OpenAI’s net losses surged last year
by Alimat Aliyeva
By the end of 2025, American artificial intelligence company OpenAI reported a net loss of $38.5 billion, nearly eight times higher than the previous year, reflecting the enormous costs associated with developing and scaling advanced AI technologies, AzerNEWS reports.
According to the company's financial statements, OpenAI's revenue grew significantly, reaching $13.07 billion in 2025 compared to $3.7 billion a year earlier. Despite this rapid growth, expenses continued to rise at an even faster pace.
Research and development spending increased from $7.81 billion in 2024 to $19.18 billion in 2025, driven by investments in next-generation AI models, computing infrastructure, and product development. Marketing expenses also expanded sharply, rising more than fivefold to $5.73 billion.

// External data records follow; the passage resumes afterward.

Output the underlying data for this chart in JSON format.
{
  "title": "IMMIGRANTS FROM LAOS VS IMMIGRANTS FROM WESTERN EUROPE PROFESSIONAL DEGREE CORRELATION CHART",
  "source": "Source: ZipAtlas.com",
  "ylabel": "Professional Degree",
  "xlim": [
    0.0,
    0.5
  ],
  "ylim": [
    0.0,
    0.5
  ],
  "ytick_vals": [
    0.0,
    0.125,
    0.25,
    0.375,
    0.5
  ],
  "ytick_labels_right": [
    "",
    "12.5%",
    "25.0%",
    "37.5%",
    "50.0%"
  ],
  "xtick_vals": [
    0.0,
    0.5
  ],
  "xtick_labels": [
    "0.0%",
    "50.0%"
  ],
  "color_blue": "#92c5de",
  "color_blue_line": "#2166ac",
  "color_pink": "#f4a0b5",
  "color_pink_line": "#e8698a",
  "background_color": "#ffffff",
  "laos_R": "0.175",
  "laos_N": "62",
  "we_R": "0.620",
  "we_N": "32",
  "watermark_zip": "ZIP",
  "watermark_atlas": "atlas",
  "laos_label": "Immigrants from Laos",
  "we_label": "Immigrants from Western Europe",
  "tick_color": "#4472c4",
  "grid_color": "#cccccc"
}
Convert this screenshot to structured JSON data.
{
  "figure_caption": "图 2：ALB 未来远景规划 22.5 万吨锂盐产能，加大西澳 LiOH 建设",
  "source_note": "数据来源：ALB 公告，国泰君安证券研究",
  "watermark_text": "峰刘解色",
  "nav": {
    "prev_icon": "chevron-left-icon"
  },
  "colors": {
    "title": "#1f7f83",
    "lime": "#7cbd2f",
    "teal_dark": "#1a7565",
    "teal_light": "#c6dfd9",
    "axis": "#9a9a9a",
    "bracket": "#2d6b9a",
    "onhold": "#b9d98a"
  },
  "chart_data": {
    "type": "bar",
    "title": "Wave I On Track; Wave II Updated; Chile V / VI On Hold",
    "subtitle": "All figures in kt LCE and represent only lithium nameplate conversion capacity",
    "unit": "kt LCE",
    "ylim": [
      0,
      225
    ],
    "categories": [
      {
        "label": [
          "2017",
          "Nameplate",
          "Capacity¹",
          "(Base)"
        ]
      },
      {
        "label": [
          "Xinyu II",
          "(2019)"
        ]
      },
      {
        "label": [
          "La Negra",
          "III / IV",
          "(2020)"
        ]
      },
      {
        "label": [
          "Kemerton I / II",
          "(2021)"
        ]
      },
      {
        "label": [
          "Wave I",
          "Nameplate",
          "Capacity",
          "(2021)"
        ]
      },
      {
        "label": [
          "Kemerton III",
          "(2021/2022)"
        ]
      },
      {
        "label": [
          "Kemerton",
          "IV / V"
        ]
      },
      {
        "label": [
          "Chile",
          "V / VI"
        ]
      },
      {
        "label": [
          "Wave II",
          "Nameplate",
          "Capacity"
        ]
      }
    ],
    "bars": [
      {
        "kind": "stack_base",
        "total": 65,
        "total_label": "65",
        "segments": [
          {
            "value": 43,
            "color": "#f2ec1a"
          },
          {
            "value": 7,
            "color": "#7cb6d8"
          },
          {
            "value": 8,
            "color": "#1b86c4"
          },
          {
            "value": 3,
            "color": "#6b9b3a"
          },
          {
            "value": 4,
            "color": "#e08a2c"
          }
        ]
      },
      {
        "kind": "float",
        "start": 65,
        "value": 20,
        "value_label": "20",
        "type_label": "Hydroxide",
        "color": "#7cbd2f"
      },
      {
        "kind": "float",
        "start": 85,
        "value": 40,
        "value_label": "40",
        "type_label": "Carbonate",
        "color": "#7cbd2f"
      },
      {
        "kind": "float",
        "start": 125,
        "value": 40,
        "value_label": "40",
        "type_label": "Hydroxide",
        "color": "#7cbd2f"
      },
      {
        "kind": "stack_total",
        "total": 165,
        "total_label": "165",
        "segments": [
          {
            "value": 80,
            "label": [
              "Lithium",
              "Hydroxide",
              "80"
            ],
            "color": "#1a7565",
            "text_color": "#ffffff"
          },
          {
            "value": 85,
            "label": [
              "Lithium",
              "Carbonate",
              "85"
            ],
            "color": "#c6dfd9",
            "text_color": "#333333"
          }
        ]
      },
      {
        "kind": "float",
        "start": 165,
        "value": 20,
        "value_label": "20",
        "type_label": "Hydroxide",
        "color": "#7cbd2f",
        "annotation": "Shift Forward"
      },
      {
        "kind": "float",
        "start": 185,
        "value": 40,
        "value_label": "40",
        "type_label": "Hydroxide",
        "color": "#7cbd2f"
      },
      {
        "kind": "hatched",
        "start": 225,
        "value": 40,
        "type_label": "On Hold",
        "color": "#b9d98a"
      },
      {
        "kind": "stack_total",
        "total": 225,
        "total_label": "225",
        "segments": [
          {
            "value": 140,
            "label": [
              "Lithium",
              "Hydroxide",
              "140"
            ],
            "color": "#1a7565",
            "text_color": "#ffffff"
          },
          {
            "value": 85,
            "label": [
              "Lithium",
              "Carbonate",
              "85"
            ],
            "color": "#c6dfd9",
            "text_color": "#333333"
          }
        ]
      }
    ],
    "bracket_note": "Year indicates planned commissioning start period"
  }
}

Overall, the company's total expenses reached approximately $34 billion, while operating losses amounted to $20.92 billion. The initial loss estimate exceeded $60 billion, but a portion of these losses was allocated to non-controlling shareholders, reducing the final net loss to $38.53 billion.
The financial reports also revealed that Japanese investment giant SoftBank Group paid OpenAI approximately $867 million for services during 2025, while payments from Microsoft totaled $303 million.
At the same time, OpenAI spent around $10.6 billion on research and development services provided by Microsoft, largely related to the use of the partner's cloud and computing infrastructure for training AI models. By the end of the year, OpenAI's outstanding obligations to Microsoft stood at $3.64 billion.
As of December 2025, OpenAI's total assets were valued at roughly $50 billion, with nearly half held in cash and cash equivalents, providing the company with substantial liquidity despite its growing losses.
Industry analysts note that the sharp increase in losses alongside rapidly rising revenue highlights a broader trend across the AI sector: companies are investing unprecedented amounts in computing power, data centers, and model training in pursuit of technological leadership. Some experts compare the current AI race to the early days of the internet boom, when massive upfront investments were required before long-term profitability could be achieved.